The researchers were then able to narrow down the most likely explanations for the pollen distributions observed.

“This is the first simulation to quantify how Neanderthals and Mesolithic hunter-gatherers may have shaped European landscapes,” said Nikulina.

“Our approach has two key strengths: it brings together an unusually large set of new spatial data spanning the whole continent over thousands of years, and it couples the simulation with an optimization algorithm from AI.”

According to Nikulina, the approach allowed her team to run a large number of scenarios and identify the most possible outcomes. The simulations made it clear that humans couldn’t be left out of the story.

“To understand the vegetation at that time, we must also take human impacts into account – both direct and indirect.

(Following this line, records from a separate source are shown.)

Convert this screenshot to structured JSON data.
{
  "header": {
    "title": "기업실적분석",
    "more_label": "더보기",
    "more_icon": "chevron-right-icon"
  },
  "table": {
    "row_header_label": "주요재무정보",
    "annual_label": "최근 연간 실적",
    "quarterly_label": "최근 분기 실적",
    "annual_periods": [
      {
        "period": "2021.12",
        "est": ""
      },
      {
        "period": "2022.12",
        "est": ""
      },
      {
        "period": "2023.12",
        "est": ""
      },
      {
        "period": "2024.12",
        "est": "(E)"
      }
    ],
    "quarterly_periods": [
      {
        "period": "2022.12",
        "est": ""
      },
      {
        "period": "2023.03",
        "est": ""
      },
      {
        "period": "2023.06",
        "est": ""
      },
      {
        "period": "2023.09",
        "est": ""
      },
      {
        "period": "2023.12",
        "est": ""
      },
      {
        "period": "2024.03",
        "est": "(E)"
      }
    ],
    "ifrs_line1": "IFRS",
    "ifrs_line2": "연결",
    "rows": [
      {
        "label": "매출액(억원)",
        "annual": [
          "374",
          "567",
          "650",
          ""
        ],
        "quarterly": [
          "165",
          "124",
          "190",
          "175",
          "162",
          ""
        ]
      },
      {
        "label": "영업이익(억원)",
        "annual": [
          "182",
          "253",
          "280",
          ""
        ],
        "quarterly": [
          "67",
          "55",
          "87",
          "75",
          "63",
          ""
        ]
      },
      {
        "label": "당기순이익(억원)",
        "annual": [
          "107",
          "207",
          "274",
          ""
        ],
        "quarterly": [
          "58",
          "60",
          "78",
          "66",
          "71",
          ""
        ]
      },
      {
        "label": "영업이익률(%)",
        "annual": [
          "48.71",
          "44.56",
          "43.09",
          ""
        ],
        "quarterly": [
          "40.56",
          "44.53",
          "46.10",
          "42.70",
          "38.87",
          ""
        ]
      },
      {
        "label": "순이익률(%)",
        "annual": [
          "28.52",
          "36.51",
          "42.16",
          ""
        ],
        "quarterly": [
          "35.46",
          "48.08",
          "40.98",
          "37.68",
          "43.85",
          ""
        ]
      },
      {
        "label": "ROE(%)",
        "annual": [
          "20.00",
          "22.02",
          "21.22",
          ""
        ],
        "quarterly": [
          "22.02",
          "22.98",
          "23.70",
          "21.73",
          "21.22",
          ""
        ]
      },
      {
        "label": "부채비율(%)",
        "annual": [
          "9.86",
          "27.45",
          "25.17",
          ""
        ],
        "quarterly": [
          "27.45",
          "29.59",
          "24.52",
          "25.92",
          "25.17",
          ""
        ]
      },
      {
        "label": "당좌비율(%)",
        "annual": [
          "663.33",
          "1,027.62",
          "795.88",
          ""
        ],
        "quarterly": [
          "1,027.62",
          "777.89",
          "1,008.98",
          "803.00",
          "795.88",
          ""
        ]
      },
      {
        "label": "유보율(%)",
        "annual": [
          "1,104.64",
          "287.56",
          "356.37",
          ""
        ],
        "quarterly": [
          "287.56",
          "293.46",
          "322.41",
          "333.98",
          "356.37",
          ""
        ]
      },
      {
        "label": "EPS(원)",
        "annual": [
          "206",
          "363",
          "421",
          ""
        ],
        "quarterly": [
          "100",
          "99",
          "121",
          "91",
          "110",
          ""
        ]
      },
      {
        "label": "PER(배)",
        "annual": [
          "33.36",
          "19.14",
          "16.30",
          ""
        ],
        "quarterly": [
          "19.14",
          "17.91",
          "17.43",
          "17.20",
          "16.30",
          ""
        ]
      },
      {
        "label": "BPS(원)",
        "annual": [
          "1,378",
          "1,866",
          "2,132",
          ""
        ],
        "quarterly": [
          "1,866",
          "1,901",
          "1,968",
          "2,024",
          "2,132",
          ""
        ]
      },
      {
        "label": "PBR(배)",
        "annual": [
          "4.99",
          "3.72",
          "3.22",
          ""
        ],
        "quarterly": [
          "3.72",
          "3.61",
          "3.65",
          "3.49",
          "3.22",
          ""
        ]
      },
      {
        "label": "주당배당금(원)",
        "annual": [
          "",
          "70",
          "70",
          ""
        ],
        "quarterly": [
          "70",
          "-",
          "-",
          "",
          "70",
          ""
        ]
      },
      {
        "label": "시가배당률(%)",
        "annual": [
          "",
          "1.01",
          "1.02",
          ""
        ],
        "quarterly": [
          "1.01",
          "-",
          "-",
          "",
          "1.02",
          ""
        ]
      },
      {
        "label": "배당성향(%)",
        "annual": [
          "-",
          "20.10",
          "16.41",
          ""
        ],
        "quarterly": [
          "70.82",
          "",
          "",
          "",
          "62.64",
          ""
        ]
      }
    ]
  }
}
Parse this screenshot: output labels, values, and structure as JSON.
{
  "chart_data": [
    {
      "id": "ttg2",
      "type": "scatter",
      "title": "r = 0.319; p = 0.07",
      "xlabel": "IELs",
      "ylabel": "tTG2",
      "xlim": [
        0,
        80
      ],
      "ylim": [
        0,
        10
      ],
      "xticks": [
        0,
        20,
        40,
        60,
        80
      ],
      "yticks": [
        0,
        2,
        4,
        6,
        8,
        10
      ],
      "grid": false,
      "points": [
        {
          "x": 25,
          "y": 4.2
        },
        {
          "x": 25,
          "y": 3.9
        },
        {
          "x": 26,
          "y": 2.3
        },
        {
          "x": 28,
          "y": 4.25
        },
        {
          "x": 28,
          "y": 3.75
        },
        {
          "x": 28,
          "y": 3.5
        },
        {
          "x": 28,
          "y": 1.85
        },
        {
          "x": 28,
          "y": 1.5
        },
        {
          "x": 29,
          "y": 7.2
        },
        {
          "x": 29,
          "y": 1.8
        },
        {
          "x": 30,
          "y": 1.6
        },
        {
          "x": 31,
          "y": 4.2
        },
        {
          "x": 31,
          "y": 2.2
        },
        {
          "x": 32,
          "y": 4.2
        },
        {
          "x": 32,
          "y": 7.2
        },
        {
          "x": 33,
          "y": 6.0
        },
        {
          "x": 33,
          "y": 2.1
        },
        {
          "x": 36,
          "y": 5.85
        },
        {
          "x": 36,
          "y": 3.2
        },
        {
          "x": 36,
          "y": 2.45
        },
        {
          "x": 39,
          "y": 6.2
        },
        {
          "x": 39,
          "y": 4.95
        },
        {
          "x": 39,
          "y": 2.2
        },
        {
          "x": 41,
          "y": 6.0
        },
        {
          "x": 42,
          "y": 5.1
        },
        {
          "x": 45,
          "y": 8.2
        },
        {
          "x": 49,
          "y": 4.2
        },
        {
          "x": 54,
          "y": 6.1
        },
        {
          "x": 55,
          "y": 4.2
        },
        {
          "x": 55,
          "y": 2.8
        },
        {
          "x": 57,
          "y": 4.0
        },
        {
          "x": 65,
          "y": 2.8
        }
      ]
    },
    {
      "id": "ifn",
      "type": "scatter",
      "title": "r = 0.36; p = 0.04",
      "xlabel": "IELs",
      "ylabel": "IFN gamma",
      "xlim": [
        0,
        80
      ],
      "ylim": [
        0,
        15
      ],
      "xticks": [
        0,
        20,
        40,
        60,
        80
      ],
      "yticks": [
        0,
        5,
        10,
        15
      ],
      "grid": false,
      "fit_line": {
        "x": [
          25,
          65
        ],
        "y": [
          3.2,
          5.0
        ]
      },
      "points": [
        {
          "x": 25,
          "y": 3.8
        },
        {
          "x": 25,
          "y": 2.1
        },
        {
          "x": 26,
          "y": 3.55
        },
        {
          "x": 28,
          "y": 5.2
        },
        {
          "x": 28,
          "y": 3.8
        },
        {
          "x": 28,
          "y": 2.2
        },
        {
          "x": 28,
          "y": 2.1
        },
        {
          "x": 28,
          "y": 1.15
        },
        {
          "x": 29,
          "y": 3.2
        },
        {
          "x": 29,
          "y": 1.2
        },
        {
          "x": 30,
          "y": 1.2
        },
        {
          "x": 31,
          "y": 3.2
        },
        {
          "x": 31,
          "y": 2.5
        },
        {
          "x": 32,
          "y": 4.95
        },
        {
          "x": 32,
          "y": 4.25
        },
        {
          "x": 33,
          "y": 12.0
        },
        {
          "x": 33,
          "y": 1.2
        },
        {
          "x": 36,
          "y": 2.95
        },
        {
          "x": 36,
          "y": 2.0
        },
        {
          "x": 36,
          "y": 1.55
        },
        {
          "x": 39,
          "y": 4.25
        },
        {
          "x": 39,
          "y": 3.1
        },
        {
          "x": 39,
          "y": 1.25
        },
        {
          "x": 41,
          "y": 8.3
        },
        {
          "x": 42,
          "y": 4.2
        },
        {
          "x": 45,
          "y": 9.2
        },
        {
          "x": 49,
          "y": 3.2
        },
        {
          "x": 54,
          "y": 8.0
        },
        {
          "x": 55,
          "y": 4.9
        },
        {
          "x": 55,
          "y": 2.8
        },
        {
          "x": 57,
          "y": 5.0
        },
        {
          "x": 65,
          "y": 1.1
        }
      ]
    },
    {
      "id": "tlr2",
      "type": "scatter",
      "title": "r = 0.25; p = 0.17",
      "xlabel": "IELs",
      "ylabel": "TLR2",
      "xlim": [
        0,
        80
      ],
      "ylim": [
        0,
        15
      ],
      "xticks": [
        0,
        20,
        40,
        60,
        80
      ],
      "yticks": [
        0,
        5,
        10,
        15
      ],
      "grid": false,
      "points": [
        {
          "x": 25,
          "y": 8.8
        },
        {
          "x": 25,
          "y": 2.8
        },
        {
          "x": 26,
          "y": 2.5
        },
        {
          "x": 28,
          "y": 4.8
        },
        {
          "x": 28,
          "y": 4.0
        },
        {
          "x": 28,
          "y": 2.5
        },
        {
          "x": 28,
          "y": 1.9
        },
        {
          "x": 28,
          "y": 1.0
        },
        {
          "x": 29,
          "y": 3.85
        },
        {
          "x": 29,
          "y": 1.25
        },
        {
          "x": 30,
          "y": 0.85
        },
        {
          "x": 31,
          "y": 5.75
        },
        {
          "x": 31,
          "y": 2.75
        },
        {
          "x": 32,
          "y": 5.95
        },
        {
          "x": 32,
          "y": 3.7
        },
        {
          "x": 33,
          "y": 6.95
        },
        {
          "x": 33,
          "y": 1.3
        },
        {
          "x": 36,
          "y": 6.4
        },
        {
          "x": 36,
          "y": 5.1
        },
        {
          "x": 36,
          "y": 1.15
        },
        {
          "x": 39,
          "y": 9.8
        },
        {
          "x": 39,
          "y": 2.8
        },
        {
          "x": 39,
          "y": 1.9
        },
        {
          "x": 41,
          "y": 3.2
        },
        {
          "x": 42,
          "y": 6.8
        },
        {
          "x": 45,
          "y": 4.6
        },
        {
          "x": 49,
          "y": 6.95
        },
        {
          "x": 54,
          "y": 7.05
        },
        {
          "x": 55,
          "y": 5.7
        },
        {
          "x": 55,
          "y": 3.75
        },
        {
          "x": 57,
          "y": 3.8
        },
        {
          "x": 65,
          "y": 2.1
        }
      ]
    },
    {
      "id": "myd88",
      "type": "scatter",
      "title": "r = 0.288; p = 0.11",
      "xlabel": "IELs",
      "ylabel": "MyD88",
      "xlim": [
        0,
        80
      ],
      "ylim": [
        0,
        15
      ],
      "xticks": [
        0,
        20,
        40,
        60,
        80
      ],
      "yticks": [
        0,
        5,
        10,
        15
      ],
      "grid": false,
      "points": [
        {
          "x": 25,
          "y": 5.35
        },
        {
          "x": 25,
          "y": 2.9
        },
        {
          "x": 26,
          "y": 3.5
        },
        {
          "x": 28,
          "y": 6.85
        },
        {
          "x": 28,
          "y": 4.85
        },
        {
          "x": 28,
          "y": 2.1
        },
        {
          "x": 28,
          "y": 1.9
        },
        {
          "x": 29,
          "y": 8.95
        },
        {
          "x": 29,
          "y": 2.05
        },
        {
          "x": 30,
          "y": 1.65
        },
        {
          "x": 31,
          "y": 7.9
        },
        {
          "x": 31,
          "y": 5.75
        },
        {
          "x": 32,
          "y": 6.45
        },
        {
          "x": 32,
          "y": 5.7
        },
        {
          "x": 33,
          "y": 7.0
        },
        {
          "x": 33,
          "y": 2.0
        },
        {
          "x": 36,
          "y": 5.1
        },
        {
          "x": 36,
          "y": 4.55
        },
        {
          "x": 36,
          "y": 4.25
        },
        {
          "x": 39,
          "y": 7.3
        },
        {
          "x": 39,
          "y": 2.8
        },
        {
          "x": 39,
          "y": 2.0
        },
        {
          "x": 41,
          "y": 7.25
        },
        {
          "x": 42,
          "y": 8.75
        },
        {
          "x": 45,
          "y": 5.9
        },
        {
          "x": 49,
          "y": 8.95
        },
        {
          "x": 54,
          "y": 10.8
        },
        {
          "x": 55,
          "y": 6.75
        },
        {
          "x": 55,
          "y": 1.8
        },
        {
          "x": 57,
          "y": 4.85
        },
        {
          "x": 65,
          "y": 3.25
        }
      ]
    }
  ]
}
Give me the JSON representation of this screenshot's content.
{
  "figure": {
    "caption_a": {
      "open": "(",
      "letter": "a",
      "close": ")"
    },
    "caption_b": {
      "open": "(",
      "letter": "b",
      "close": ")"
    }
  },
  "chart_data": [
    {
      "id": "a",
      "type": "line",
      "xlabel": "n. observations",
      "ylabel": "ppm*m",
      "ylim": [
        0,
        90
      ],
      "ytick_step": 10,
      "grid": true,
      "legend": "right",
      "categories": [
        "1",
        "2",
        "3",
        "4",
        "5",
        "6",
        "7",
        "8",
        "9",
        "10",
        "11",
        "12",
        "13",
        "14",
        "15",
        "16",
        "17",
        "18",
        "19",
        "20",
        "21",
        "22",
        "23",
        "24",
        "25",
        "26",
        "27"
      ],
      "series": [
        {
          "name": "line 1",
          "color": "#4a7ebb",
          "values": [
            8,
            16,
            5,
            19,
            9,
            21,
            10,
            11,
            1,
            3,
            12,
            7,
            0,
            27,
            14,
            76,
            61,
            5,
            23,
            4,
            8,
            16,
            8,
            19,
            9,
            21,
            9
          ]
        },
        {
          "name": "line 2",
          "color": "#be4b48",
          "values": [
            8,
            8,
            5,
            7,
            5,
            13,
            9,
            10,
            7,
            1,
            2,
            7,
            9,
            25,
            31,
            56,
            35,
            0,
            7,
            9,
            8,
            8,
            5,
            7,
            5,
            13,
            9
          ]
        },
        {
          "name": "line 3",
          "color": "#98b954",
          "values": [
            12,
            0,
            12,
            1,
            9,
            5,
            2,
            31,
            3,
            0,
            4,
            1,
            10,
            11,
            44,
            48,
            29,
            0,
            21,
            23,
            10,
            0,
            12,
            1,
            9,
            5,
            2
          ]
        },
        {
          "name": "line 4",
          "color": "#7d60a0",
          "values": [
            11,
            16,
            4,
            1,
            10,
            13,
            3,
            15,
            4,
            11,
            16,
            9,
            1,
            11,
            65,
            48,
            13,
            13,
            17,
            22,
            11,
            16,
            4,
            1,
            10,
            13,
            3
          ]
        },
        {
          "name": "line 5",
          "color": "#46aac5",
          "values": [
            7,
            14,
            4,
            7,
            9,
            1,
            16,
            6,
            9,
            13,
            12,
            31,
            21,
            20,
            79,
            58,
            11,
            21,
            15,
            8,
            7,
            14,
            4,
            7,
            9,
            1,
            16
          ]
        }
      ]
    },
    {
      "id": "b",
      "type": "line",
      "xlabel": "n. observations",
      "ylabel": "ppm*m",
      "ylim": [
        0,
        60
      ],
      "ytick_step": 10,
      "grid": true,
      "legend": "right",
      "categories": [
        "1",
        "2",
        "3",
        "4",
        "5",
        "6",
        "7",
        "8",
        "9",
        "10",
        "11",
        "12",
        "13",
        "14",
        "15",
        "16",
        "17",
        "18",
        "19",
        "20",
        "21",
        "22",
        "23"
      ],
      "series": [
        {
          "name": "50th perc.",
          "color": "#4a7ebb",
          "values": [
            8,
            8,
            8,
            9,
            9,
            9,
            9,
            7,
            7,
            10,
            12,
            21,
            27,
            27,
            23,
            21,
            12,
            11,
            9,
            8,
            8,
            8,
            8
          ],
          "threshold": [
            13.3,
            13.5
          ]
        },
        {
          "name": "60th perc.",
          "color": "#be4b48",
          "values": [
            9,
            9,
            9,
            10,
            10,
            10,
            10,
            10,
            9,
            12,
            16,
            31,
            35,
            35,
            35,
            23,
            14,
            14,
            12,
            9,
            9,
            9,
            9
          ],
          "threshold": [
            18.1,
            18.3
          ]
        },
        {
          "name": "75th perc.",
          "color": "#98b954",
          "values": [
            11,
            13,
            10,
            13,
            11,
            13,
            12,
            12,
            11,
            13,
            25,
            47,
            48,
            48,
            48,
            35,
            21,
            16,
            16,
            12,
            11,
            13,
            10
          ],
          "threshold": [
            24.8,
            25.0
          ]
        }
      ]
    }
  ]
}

Even without fire, hunter-gatherers changed the landscape simply because their hunting of large animals made the vegetation denser,” said Svenning.

Future research directions

While this study offers a big-picture view of how ancient humans changed Europe’s landscapes, the researchers say there’s still more to learn.

They want to run similar simulations in other parts of the world – like the Americas and Australia – where Homo sapiens arrived without any earlier human species already there.

The experts also noted that local studies will be important for understanding how these big patterns played out in specific places.

“Although the large models paint a broad picture, detailed local studies are absolutely essential to improve our understanding of the way humans shaped the landscape in prehistoric times,” concluded Svenning.

The full study was published in the journal PLOS One.